Esta última largada de armamento já não teve alvos definidos, foi mais na zona, o que tinha de ser destruído já o fora anteriormente.

Ainda ficámos algum tempo a circular à vertical do objectivo, tentando vislumbrar alguma reacção vinda do chão ou do ar, nada aconteceu.

A mais famosa e importante base de apoio do PAIGC acabara de ser destruída.


8. Os resultados 

Em termos diplomáticos a missão acabou por ser um sucesso já que, inexplicavelmente, não houve qualquer queixa internacional.

Como justificação para esta “não queixa” poder-se-á afirmar que, sendo certo que o bombardeamento foi bem dentro do território da Guiné-Conacri, por outro lado foi dirigido apenas contra instalações do PAIGC.

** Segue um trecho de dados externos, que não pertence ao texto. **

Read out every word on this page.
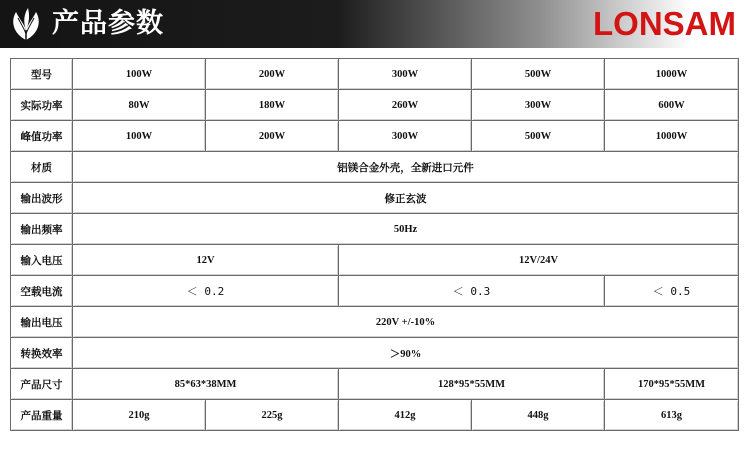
产品参数	LONSAM
型号	100W	200W	300W	500W	1000W
实际功率	80W	180W	260W	300W	600W
峰值功率	100W	200W	300W	500W	1000W
材质	铝镁合金外壳，全新进口元件				
输出波形	修正玄波				
输出频率	50Hz				
输入电压	12V		12V/24V		
空载电流	＜ 0.2		＜ 0.3		＜ 0.5
输出电压	220V +/-10%				
转换效率	＞90%				
产品尺寸	85*63*38MM		128*95*55MM		170*95*55MM
产品重量	210g	225g	412g	448g	613g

Numa análise mais “elaborada” arriscar-me-ia a dizer que este bombardeamento terá mesmo agradado ao presidente Sekou Touré, o qual há muito que não se sentia seguro com o crescente potencial bélico do PAIGC dentro do seu território, por comparação com a debilidade das suas forças armadas.

Em termos operacionais a missão foi igualmente um sucesso, por um lado nenhum avião foi atingido, por outro lado a capacidade de abastecimento do PAIGC na região sul ficou seriamente abalada e o grande esforço que vinha realizando nessa área, diluiu-se de imediato.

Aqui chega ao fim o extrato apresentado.